The late Jacob Bronowski, a British mathematician of Polish origin, once claimed that his facility with English was made possible by the fact that he had learned some language (in his case, Polish), prior to the age of seven. My conclusion from this observation, which may or may not be correct, is that our ability to learn a second language diminishes rapidly after the age of seven.

The small high school I attended offered only one foreign language, French. I started to learn the language a month or so before my 15th birthday. According to my theory, that was eight years too late. As for my desire to learn Swedish or Danish, I figure I am now 58 years too late. The attempt to learn either language would be a Sisyphean task.

When I settled on an undergraduate major of chemistry, I was tempted to learn German. The great chemists of the 19th century were German, and German-speaking chemists and physicists were well represented in the world of theoretical chemistry in the early 20th century. German was the foreign language recommended by the chemistry department at Wake Forest University. Given my troubles with French, I avoided the German temptation until my sophomore year. It happened that a young lady in whom I was interested was taking German, so I joined her in the class. It didn’t take long before I decided that she just wasn’t worth the effort. It was a good call, as I can no longer even remember her name.

Graduate school presented an interesting problem. I needed to demonstrate proficiency in a foreign language in order to receive the PhD degree. I doubt that the language requirement is still in place. (Most scholarly publications are now in English. I contributed a research paper to a Swedish journal in the 1980s, in English, and I was not the Lone Ranger. It seemed to me that only about half of the papers were in Swedish. The rest were in English.) Nevertheless, in the 1970s, the archaic foreign language requirement was still in place. I had my choice of taking a couple of semesters of French, or of taking one of those 800-point standardized language exams, with a minimum of 500 points required to pass. I chose the latter, and managed to get by with 20 points to spare.
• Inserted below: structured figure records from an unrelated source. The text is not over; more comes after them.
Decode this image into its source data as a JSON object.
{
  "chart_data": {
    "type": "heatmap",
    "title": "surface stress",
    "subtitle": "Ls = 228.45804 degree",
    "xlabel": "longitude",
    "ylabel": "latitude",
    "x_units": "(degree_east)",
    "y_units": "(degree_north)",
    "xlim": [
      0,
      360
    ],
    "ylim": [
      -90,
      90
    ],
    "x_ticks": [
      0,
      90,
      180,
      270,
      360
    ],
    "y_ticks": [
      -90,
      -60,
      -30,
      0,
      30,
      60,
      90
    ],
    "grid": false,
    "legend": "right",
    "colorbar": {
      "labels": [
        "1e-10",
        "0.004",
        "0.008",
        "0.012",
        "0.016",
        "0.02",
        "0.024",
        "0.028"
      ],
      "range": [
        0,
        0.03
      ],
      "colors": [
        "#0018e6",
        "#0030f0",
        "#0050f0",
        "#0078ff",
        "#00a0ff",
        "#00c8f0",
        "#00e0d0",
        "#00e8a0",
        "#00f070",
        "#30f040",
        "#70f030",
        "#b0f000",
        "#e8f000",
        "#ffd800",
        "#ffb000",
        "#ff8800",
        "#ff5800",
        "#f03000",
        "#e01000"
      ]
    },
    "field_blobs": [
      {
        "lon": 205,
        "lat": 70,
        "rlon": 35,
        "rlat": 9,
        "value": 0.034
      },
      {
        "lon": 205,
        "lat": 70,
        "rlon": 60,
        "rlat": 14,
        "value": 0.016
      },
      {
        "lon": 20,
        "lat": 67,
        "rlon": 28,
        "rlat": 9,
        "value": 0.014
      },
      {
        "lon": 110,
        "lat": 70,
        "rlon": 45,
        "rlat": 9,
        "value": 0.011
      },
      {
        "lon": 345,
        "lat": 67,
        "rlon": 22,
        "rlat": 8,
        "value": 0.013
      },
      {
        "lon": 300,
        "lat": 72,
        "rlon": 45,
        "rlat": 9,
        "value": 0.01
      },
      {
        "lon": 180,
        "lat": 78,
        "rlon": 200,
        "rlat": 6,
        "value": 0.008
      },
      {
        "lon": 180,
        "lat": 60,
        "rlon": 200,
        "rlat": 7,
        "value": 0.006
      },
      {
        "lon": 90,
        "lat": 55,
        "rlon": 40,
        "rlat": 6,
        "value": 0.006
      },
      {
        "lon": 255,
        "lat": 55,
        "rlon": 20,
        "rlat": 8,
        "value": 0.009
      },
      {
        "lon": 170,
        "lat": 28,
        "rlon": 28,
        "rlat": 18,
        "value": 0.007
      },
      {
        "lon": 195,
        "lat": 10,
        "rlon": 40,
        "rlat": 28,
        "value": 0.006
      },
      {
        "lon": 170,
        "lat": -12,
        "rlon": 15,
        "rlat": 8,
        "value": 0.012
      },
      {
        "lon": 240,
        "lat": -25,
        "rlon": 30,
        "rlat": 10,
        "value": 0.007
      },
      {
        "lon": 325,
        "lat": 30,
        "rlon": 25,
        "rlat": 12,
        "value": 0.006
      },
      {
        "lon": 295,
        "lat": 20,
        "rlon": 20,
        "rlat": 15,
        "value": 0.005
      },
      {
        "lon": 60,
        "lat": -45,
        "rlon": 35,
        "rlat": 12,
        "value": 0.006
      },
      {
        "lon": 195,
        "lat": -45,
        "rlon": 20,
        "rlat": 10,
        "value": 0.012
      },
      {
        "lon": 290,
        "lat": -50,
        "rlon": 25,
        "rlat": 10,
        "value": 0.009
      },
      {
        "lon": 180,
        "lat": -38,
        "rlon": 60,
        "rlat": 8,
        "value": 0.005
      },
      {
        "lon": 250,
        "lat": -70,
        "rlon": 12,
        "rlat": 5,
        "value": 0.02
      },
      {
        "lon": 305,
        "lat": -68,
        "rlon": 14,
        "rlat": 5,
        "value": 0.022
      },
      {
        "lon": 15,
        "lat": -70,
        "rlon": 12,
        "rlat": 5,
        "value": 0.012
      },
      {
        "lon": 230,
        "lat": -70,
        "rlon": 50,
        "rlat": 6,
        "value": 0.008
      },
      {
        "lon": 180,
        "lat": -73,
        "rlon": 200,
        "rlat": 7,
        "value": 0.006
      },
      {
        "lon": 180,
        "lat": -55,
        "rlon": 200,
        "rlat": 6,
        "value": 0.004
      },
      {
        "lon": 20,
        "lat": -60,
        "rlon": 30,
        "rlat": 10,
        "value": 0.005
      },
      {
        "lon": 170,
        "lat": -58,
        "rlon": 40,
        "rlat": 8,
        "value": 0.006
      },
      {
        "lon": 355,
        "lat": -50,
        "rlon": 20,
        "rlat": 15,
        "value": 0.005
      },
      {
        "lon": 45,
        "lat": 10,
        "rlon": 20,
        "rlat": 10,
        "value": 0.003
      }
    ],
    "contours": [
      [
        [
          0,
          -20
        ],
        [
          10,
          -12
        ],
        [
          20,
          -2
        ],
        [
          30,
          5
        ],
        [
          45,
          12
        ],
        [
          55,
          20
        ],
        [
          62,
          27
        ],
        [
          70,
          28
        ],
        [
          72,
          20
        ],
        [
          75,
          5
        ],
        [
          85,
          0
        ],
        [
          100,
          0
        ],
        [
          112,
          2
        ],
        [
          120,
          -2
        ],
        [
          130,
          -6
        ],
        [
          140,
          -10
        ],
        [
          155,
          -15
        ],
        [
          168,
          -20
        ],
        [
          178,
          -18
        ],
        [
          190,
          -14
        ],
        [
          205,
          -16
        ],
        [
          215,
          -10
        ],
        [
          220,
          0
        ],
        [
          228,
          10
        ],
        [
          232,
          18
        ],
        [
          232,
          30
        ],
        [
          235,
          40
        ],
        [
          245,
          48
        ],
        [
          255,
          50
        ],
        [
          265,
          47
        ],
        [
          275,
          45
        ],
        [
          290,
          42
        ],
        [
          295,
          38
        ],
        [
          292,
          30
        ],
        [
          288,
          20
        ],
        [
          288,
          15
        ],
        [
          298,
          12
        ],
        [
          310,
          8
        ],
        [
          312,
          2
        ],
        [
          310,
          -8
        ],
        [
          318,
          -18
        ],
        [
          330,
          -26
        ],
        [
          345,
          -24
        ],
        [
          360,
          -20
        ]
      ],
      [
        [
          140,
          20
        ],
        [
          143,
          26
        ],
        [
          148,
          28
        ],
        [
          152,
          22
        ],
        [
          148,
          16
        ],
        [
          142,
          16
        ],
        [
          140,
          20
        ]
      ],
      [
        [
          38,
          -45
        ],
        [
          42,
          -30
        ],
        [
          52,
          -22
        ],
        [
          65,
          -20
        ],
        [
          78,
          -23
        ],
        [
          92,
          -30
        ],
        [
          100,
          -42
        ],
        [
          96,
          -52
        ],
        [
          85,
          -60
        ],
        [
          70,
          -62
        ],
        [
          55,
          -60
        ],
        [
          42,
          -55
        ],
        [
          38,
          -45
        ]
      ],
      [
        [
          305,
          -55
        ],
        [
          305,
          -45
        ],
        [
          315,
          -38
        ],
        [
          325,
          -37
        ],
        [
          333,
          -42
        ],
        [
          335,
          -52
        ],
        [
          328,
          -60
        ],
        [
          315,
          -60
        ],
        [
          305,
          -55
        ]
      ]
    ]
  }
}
A colleague of mine, who was on his last try, made it with a score of 503.

A few years ago, I purchased the book and tapes for the Foreign Service Institute’s French program. With all the good intentions in the world, I periodically pop a tape in my old tape player and take a shot at “brushing up on my French.” I did so prior to one of my trips to France, only to be laughed at by a dear friend there who considered my command of the language, as well as my accent, to be terrible. C’est dommage.

I must note that the seven-years-of-age rule does admit a few exceptions. Kathy lived for a year in Colombia when she was 10, and she has to this day a decent command of Spanish. My eldest daughter likewise has a decent command of Spanish, and I am pretty sure she didn’t start learning the language before the age of seven. My second daughter seemed to get along in Chinese quite well when we visited her in Taipei, and she didn’t begin Chinese lessons until she attended dear old Wake Forest. So there are exceptions, which just prove the rule, as far as I am concerned.

Recently I have been watching some very good television shows, some in Swedish, some in Danish, and I would really, really like to do away with the subtitles. I would also like to prove the Riemann Hypothesis, but as they say in Italian, “It ain’t a gonna happen!”